The study, published in JAMA Network Open, and as quoted by a report in The New York Times, is one of the firsts to analyse the effect of drinking post a heart failure diagnosis.
Moderate drinking, a new study suggests, can help those suffering from heart failure live longer. The study, published in JAMA Network Open, and as quoted by a report in The New York Times, is one of the firsts to analyse the effect of drinking post a heart failure diagnosis and also claims to have a definite inference. Previously, as the report mentions, most studies which tried examining the relationship between alcohol and the risk of heart failure ended up giving ambivalent results.

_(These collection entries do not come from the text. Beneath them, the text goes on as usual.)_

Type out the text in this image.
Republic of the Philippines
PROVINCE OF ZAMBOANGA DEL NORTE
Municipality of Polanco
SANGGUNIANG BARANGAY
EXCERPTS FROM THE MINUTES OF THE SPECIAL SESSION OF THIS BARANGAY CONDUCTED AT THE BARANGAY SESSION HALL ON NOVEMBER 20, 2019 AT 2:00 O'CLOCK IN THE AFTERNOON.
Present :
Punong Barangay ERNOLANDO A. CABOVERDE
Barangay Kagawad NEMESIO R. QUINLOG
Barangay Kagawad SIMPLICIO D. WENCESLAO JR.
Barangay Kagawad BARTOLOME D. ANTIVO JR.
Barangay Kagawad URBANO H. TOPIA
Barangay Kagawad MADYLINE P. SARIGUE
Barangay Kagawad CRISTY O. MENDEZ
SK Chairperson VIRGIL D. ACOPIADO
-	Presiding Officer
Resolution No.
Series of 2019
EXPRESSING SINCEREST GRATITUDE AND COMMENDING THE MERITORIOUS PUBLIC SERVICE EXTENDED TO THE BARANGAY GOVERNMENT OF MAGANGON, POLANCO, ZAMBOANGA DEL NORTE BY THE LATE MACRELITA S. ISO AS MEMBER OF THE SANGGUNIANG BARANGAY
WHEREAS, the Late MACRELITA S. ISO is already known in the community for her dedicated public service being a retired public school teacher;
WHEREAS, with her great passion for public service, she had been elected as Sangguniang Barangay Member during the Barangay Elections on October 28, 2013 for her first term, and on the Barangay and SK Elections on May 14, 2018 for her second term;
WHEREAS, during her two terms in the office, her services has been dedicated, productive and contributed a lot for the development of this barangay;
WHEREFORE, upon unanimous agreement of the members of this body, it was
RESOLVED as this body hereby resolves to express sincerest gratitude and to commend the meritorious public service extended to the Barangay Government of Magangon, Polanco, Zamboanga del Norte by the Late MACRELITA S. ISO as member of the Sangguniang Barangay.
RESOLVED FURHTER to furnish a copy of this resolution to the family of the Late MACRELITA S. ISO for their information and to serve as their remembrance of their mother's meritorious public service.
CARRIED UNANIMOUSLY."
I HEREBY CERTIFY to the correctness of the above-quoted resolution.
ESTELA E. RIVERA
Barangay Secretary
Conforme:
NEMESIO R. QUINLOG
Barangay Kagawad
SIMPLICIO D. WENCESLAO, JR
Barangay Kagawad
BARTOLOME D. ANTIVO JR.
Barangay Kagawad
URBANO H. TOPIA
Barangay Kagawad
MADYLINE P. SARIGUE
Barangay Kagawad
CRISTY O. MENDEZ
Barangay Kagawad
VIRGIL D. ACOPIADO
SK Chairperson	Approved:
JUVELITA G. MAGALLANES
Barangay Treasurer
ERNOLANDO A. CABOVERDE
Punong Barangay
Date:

In order to arrive at the results, the researchers studied 393 people who had heart failure and were of an average age of 79. Each of them was followed for an average of seven and a half years. A drink was defined by the study as half ounces of hard liquor, 12 ounces of beer and six ounces of wine. It was concluded that those who did not drink survived for an approximate seven years and three months after a heart failure diagnosis. In comparison to this, those who moderately drank in a week survived for more than eight years after heart failure diagnosis and those who drank more survived for over seven and a half years.
Dr David L Brown, the one who led the research and professor of medicine at the Washington University School of Medicine in St. Louis, said “I would feel comfortable telling a patient that there’s probably no harm in continuing to drink, and even a chance that you may have increased survival drinking up to seven drinks a week.” However, he also maintains that he would not ask someone, who does not drink, to take up drinking.